В этот знаменательный день Янку веселился, как бывало только в юности. Но когда он думал о себе, вспоминая минувшие годы, в его голове причудливо мешалось добро и зло. В душе возникала пустота, и неожиданно начинали мелькать разные воспоминания. Тогда все вокруг раскачивалось и плыло перед глазами. Хмель тяжелым свинцом ударял в голову, и Янку, который только что веселился от души, кричал, пел и плясал, вдруг неподвижно застывал на месте. Иванчиу и Фриц, сидевшие справа и слева от Урматеку, давно опьянели и ни на что не обращали внимания. Первый, погрузившись в бесчувственное состояние, ничего ее ощущал, кроме кисловатого привкуса вина и неутоленной жажды. Второй что-то пел, еле ворочая тяжелым языком. Это была скорее не песня, а мычание под протяжную мелодию, которую выводил цыган, сидя на дереве. Янку погрузился в свои мысли. Праздник, казалось, засыпал под негромкие разговоры усталых и отяжелевших людей.
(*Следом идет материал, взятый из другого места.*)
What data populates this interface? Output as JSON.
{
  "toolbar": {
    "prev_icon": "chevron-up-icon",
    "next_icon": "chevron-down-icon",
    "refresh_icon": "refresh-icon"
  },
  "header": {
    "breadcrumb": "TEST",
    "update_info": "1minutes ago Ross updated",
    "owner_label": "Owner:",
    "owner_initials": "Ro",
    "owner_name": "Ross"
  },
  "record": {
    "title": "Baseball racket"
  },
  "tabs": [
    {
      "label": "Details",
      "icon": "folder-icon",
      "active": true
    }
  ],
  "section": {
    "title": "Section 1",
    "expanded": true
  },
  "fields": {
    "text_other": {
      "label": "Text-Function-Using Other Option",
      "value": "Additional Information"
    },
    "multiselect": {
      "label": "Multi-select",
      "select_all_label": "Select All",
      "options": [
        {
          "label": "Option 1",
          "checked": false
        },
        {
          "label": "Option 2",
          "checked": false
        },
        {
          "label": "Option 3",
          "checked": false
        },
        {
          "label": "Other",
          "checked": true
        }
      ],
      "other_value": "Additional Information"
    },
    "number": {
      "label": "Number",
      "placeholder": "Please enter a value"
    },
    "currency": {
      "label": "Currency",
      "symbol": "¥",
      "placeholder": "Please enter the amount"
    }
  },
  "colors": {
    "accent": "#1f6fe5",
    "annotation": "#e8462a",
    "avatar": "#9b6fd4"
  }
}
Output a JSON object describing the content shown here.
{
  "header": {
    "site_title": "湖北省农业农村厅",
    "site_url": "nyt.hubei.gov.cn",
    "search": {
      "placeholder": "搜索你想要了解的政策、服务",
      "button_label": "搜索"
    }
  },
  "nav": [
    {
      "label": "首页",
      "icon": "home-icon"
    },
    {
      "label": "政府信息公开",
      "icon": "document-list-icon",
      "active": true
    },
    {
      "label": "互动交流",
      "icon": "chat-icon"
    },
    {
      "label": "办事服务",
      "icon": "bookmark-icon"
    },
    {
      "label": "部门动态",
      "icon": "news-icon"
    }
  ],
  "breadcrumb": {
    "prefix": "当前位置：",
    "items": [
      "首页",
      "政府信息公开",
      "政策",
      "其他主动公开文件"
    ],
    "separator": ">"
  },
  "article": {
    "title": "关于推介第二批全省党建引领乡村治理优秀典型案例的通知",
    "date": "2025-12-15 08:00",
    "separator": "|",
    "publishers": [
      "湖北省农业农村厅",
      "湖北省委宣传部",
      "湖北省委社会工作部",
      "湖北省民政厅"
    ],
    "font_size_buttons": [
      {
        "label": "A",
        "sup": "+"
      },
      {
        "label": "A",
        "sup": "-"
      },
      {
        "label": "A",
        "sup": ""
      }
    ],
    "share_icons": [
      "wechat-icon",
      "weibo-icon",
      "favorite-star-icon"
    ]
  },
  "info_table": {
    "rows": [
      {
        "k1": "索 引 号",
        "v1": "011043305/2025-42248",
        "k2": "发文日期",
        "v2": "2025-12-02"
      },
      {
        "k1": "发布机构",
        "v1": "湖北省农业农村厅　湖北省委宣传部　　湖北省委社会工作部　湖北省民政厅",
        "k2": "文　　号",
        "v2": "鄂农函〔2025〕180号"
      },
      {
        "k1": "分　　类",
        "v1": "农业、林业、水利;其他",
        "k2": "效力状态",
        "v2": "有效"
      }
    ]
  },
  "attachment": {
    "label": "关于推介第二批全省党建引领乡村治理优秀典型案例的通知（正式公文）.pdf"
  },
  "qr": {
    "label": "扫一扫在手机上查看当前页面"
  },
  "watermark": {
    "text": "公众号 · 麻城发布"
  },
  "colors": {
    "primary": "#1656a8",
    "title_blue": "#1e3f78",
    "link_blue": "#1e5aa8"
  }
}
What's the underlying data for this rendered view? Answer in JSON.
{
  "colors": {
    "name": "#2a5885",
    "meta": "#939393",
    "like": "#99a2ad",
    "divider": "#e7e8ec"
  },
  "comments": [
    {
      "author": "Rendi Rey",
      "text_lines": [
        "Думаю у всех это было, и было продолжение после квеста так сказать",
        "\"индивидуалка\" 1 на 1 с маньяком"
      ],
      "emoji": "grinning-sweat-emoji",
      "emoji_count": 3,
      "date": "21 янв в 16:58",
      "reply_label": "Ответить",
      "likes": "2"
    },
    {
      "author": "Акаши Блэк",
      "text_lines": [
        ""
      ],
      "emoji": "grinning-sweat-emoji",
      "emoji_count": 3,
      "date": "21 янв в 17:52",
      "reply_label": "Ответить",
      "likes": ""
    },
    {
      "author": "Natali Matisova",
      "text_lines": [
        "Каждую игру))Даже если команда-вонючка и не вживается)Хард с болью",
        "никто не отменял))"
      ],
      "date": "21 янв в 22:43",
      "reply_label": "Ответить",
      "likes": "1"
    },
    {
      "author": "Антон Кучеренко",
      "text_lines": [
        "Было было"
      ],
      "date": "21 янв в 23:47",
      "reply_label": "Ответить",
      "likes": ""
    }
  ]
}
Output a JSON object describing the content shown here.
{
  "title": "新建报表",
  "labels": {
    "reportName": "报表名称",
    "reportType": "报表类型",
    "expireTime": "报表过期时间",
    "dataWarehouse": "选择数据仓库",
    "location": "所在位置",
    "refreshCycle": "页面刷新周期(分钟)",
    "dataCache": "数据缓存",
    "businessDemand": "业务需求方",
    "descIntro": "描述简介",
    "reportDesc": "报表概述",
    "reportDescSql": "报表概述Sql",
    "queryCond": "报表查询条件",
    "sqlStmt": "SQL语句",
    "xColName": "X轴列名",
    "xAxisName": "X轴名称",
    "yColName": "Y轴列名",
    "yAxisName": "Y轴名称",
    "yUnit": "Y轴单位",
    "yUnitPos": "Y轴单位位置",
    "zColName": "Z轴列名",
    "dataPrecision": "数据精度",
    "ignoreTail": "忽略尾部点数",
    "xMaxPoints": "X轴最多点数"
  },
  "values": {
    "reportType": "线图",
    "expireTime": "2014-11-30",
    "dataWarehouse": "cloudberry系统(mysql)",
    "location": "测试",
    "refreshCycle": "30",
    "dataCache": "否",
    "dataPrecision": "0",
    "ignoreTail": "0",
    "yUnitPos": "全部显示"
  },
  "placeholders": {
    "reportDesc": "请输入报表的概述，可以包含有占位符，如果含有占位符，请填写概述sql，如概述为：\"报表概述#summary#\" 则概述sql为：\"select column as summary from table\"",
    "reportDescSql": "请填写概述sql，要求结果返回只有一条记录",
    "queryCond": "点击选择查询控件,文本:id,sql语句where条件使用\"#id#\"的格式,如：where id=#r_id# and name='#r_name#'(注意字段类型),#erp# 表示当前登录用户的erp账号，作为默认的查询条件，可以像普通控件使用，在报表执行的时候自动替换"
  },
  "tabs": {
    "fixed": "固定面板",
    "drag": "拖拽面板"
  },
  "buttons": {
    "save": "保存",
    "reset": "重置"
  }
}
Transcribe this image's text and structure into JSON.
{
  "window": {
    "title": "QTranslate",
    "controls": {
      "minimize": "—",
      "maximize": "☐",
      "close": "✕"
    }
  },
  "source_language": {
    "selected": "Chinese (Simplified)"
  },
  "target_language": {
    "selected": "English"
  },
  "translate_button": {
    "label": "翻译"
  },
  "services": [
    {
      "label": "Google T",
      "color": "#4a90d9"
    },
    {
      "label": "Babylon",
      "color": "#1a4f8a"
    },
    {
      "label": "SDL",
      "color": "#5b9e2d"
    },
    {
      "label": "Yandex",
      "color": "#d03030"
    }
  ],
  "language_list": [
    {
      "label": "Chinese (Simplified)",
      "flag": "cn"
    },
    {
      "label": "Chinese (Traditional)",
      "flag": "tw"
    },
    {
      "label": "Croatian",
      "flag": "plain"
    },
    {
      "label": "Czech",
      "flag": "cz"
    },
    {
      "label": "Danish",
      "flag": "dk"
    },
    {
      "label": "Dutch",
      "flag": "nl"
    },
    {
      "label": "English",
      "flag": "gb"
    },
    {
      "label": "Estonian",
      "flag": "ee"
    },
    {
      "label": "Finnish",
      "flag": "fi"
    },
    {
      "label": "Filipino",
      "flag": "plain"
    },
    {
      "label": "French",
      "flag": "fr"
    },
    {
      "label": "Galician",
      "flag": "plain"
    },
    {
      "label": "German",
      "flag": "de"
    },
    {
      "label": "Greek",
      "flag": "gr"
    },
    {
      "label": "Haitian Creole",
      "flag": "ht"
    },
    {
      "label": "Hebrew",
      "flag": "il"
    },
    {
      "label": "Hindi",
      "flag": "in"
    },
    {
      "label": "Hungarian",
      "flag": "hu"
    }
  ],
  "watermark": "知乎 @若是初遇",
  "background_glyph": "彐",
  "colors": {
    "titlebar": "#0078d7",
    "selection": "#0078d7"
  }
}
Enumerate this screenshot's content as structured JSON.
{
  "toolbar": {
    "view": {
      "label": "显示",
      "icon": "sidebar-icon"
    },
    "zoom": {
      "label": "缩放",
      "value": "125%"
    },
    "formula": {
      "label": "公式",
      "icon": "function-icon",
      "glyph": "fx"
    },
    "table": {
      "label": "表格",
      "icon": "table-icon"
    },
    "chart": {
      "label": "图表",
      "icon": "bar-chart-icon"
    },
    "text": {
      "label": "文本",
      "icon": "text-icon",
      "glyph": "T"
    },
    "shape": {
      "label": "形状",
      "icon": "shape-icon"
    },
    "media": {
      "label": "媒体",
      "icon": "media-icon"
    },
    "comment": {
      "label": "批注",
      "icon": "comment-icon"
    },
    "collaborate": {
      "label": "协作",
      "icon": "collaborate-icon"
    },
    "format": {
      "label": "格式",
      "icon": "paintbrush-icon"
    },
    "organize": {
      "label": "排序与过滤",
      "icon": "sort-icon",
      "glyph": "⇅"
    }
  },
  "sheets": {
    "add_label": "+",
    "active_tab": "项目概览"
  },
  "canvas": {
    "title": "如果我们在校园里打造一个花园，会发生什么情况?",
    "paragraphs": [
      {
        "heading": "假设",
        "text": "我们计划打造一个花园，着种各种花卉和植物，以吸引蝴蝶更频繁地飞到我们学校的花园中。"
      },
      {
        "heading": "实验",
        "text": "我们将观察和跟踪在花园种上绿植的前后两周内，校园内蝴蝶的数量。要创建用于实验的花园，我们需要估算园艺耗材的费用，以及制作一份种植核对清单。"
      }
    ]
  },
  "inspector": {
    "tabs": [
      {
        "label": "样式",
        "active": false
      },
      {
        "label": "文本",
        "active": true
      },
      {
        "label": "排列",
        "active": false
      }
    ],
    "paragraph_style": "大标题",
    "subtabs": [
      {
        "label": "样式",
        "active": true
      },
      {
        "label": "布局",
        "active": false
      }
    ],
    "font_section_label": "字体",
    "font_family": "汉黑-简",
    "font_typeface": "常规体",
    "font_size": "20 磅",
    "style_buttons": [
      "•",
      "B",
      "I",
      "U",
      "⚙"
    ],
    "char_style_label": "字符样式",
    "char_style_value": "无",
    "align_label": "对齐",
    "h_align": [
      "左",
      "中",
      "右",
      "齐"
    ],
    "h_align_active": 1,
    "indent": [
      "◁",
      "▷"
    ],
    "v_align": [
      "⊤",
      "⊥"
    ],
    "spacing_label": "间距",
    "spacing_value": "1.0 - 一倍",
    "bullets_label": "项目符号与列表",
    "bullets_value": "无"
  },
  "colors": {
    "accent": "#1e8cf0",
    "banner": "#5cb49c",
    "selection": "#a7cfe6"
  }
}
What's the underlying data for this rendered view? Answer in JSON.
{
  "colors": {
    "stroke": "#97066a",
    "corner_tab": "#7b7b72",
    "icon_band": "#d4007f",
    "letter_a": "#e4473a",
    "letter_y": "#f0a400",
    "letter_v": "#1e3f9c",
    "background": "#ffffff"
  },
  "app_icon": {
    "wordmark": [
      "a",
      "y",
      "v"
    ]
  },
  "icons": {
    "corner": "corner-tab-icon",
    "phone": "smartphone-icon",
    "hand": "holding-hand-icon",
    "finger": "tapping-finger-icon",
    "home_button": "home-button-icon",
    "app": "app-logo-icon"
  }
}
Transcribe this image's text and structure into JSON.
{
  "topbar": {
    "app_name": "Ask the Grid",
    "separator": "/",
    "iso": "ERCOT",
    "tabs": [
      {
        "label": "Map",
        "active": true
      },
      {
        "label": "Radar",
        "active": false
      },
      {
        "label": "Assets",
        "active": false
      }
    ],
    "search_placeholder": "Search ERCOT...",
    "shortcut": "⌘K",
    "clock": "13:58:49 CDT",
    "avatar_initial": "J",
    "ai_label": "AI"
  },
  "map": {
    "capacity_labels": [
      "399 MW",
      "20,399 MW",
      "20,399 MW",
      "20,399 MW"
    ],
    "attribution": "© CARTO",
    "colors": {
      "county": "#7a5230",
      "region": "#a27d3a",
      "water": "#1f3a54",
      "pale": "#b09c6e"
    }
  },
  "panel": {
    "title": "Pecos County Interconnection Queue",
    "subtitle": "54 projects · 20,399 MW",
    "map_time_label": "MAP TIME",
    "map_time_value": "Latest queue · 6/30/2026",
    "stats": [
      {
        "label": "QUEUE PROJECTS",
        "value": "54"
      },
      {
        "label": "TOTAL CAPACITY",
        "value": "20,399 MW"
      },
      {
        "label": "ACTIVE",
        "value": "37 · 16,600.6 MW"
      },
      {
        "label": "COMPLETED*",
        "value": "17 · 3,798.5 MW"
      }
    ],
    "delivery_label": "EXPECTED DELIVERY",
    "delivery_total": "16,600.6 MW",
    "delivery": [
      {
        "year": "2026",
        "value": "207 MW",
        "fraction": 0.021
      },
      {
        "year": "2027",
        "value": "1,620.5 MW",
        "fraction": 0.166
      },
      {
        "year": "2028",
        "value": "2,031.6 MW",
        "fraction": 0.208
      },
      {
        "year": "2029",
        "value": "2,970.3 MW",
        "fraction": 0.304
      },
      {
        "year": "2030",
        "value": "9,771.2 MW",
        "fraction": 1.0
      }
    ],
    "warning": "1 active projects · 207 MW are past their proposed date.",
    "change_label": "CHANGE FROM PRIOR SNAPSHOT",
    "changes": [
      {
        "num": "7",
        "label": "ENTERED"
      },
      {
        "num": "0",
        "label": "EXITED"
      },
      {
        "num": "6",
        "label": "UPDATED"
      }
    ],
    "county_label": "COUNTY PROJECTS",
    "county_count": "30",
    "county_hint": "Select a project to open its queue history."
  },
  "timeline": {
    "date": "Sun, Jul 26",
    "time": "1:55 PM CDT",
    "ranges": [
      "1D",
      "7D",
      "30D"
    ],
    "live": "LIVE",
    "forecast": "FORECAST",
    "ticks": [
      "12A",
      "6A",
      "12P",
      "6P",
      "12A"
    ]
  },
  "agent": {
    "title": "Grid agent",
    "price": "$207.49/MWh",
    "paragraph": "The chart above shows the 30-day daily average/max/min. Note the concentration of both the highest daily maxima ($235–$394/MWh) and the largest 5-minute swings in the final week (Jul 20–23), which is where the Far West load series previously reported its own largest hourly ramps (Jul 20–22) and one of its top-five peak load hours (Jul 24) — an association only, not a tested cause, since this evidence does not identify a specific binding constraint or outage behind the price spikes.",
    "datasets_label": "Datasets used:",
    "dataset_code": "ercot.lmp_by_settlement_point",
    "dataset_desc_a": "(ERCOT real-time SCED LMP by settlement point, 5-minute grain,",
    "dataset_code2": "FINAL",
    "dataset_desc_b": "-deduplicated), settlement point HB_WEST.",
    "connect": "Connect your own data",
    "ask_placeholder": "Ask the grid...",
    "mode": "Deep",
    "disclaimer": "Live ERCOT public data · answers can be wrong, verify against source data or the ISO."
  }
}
Вдруг Янку, как это всегда случалось с ним, очнулся, посмотрел на своих полузаснувших друзей. И то беспокойство, которое тайно сопровождало Янку столько лет, вдруг возникло вновь, оживив перед его глазами минувшее. Фриц с его экипажем заставил вспомнить похороны Лефтерикэ. Но то были совсем иные времена, тогда была Катушка! Урматеку и сейчас явственно ощутил, как он касается ладонью ее бедра, ее полной талии. Журубица тогда еще была его безоблачной радостью, не будившей никаких сомнений. Но о тех пор сколько воды утекло… И Янку взглянул на Иванчиу. Он как бы снова увидел Журубицу, но на этот раз уже покинувшую его, погнавшуюся за баронскими деньгами и возненавидевшую покинутого любовника. Ведь они с ней даже не ссорились, она возненавидела его из-за денег. Не может того быть, чтобы Катушка не помогла этому Иванчиу, не подтолкнула его! Все вдруг померкло перед глазами, исчезли люди, события. Янку вспомнил, какого страху он натерпелся с этим доносом. Страх надвигался издалека, придвигался все ближе и ближе и перед глазами Янку превратился в подпись Иванчиу под письмом, адресованным прокурору. Урматеку явственно видел эту подпись, каждая буква ее пульсировала, словно была живой. И эта подпись будет существовать, пока существует начертавшая ее рука. То, что она теперь покоится в забытом всеми деле, ничего не значит. Она была, она есть. А он, Урматеку, простил Иванчиу и пригласил его на помолвку своей дочери!..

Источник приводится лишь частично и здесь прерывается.